We are very structured at our house. And I love that. We have schedules and systems and we thrive on them. Our children have snack times, reading times, meal times and bedtimes. Just to name a few. We have allowances, technology tickets and the simplest of all systems… a dinner bell!

I put a lot of time and energy into running our home as smoothly as possible. Because that’s what it takes.

But sometimes. None of it matters. Sometimes one of my children needs me to stop. To listen all the way. To hear their heart at the most “inconvenient” of times.

This week. One of my babies crumbled. All of the hurts came to the surface.

I never know when that is going to happen. It’s almost always unpredictable. It’s ALWAYS at the worst time.

I wish I could say that I stopped right away. Nope. Honestly, I didn’t even see it as an option. I had to make dinner. I had 7 people to feed.

But, it became obvious very quickly that it was the only option. To stop. To be completely still.

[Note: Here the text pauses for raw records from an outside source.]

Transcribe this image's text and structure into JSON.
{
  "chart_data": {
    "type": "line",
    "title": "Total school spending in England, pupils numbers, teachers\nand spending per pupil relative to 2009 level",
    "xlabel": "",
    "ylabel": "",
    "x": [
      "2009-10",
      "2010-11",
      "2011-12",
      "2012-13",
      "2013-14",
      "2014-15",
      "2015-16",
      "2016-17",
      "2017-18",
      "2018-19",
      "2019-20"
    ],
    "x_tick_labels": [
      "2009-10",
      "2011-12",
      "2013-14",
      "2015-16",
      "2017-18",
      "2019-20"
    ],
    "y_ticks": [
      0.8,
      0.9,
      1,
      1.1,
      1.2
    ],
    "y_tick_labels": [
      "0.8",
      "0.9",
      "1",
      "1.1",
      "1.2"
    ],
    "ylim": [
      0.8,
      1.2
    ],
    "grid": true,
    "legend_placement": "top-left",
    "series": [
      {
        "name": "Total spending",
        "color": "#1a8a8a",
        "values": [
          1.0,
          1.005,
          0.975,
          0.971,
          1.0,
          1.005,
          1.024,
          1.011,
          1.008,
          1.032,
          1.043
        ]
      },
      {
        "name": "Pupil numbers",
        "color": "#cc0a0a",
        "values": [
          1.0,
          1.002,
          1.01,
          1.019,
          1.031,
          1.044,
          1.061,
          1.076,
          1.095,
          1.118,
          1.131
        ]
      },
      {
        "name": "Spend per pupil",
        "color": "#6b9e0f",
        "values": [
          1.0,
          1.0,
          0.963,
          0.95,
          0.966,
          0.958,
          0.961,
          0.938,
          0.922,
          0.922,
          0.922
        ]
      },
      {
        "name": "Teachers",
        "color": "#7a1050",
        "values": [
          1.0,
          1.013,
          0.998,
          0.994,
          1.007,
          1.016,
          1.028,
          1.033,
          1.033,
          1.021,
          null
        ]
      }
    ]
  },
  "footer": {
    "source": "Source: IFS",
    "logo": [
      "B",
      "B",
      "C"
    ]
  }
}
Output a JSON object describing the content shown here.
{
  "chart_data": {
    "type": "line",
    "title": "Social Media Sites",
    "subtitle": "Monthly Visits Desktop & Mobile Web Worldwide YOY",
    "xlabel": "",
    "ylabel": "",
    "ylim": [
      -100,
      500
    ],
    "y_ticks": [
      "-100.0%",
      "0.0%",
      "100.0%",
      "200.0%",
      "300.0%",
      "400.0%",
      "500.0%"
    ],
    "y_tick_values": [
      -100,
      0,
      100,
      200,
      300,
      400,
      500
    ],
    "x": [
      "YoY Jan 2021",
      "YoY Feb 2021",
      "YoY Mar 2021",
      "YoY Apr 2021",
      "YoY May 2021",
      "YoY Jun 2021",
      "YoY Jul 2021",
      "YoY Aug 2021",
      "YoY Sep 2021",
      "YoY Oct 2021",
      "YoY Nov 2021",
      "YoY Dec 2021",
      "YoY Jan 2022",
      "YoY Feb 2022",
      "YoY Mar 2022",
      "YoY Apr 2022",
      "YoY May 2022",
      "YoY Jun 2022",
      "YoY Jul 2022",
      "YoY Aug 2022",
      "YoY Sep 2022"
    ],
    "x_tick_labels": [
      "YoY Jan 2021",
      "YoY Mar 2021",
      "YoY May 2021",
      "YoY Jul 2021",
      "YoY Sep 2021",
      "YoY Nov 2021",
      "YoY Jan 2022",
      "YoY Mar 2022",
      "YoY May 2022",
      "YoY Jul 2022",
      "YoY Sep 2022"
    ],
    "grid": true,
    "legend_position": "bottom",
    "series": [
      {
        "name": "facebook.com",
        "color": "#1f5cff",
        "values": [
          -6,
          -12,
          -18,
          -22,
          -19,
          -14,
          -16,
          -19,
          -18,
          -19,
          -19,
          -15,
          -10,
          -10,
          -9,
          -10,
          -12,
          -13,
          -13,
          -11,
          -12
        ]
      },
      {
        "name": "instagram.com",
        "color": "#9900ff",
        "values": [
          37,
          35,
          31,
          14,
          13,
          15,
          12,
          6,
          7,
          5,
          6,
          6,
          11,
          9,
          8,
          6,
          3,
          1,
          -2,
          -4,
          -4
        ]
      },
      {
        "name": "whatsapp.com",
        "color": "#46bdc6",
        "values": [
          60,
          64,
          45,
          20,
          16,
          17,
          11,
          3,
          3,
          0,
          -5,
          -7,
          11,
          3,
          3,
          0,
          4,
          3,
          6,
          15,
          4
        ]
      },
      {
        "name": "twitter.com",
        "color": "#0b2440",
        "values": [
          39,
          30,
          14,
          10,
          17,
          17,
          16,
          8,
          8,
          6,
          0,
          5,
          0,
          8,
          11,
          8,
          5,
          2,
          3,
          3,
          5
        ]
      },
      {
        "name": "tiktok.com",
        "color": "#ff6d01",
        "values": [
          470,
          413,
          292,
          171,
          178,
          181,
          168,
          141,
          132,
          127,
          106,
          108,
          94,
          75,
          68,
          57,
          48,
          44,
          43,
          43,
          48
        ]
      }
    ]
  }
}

As I sat there, holding this sobbing child, all I could think about was that I was falling behind. That sounds so awful, but it’s true. But God is so very good. And in His goodness, I quickly identified that this was exactly where the Lord had me. And I settled in.

I begged the Lord for wisdom. I begged Him for words. And he supplied. He always does. When we ask in faith.

I was able to point this sweet child right to Christ. We talked about His great love for us. We talked about how He guides our steps and numbers our days. We talked about trusting in Him and trusting where He has us. We talked about how we want control so badly. And that’s not ok. God is in control. It doesn’t matter what we want or what we would have done differently. It only matters what God has done, what He is doing and what He will continue to do. Because only He sees the big picture. The whole picture. The eternal picture.

Dinner was late that night. I wasn’t able to prep for the next day in quite the same way. And I am so thankful. That His plans are not my plans. That His ways are not my ways.

Over an hour later we were walking down the stairs hand in hand. Feeling closer than ever before. Growing up and growing in our faith can be so painful. And so beautiful.

I am so thankful that I did stop, even if it did take my mind a bit longer than my body. I am so thankful for my God’s continuous patience with me. But I learned something that day. I learned that I have to keep my ministry lenses on at all times. In the world. In my home. Everywhere. My hearts desire is to shine my light for Jesus wherever I go. So, my sweet family should feel the warmth of that light all the time. They should be basking in it.